# Huffy Rawhide



## HoldenMyOwn (Jun 8, 2011)

Can you give me any ideas on this? I haven't found much info.
Huffy Rawhide






Thank You!


----------



## jpromo (Jun 8, 2011)

That's a neat little bugger there. Looks like Huffy trying to blend the muscle bike craze and the newly invented mountain bike in the late 70s. Don't have any helpful info but it's a neat find. The caked-on dirt is a nice touch to the cowpoke colors and styling!


----------



## partsguy (Jun 8, 2011)

I just sold a REAL NICE Sante Fe along with a parts version styled veyr much like that. I guess Huffy was on a western streak? I they they look neat! This particular bike is from the late 70s.


----------



## HoldenMyOwn (Jun 9, 2011)

classicfan1 said:


> I just sold a REAL NICE Sante Fe along with a parts version styled veyr much like that. I guess Huffy was on a western streak? I they they look neat! This particular bike is from the late 70s.

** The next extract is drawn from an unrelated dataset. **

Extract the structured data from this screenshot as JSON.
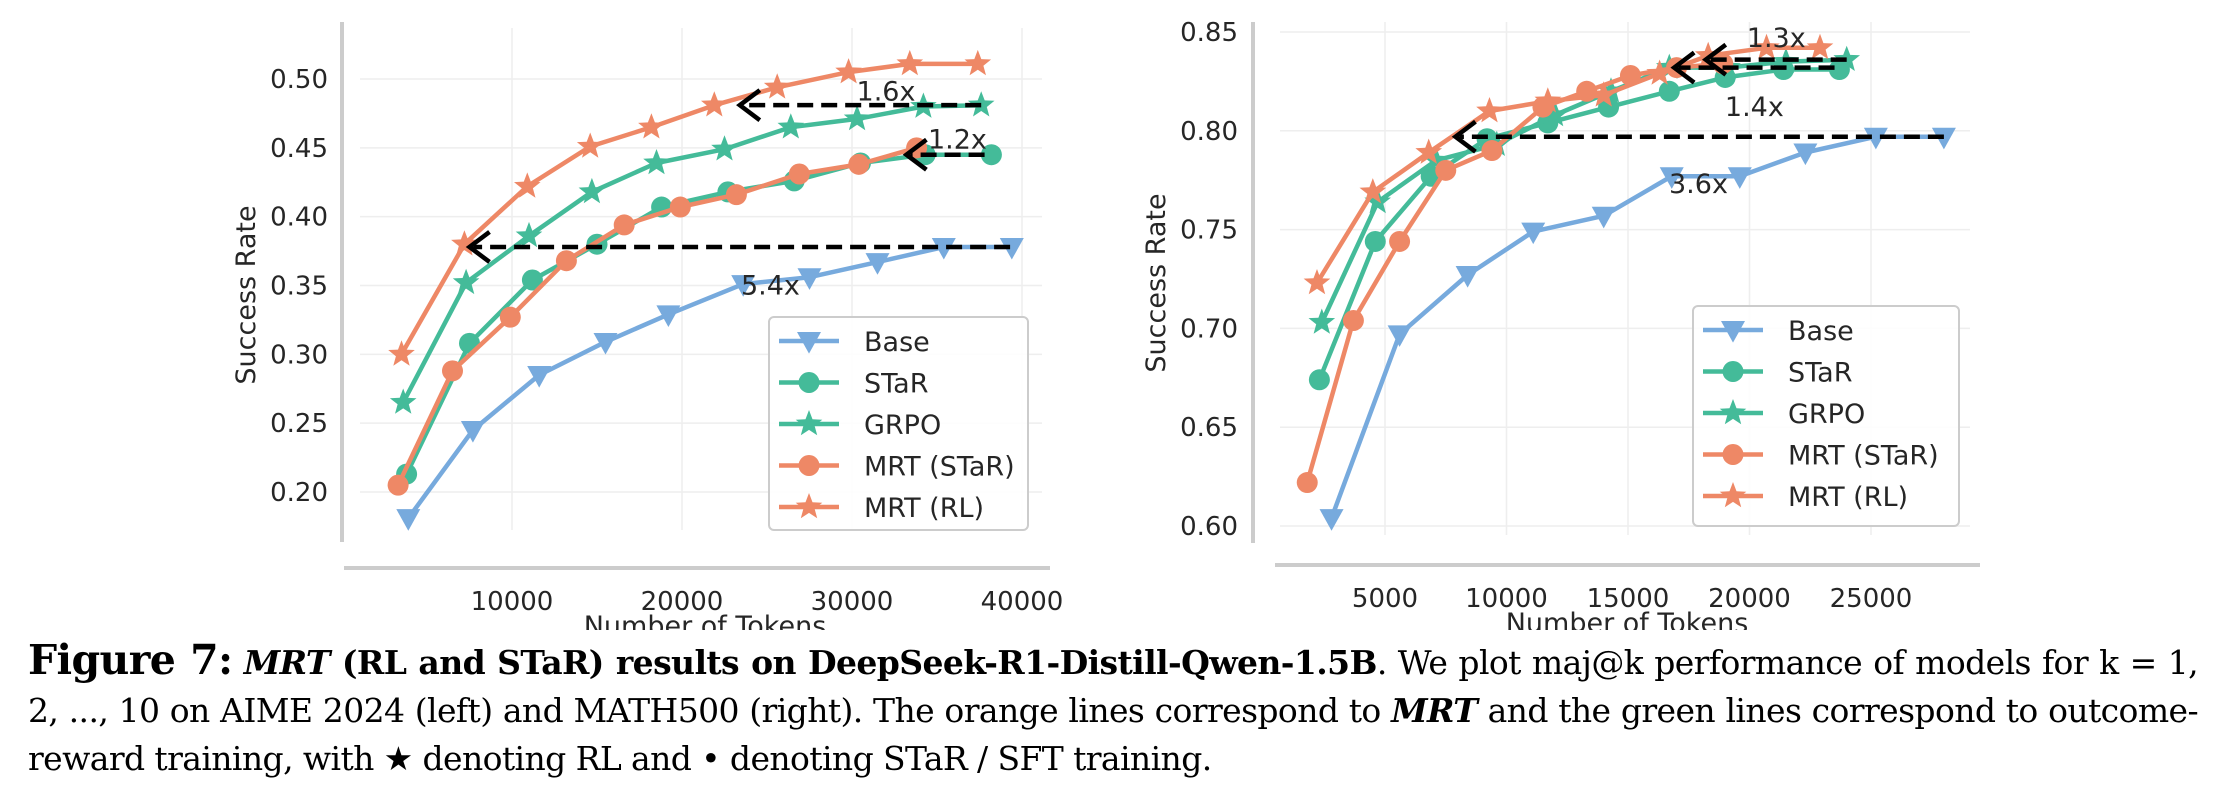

I've seen a similar Huffy that was a Desperado.


----------



## partsguy (Jun 9, 2011)

Oh yea! I forgot about that. There was also a "Desert Rose" now that I think of it.


----------



## HoldenMyOwn (Jun 9, 2011)

The guy wants $40 for it.


----------



## Craiggo (Jun 9, 2011)

I have a rawhide with a cooler banana seat on it that says rawhide on it but has a big ol rip but yeah my dad bought that at an auction a while back for a dollar so forty sounds pretty good


----------



## partsguy (Jun 10, 2011)

Craiggo said:


> I have a rawhide with a cooler banana seat on it that says rawhide on it but has a big ol rip but yeah my dad bought that at an auction a while back for a dollar so forty sounds pretty good




Thats another thing I've noticed. Some of these seats have a fancy design and logo embosed in them, while others are mroe simple. I think it was model year thing. But yea, $40 sounds decent, but I always will try to go down.


----------



## dbo550 (Oct 5, 2011)

I have a rawhide, it was my first "new" bike that I got it for my 10th b-day in 1980. New mine came a drag slick on the back and tassels in the grips. I got a hutch pro racer the two years later and never rode the rawhide anymore.I've been thinking about selling it.


----------



## partsguy (Oct 5, 2011)

If that bike is original, it should sell very fast.


----------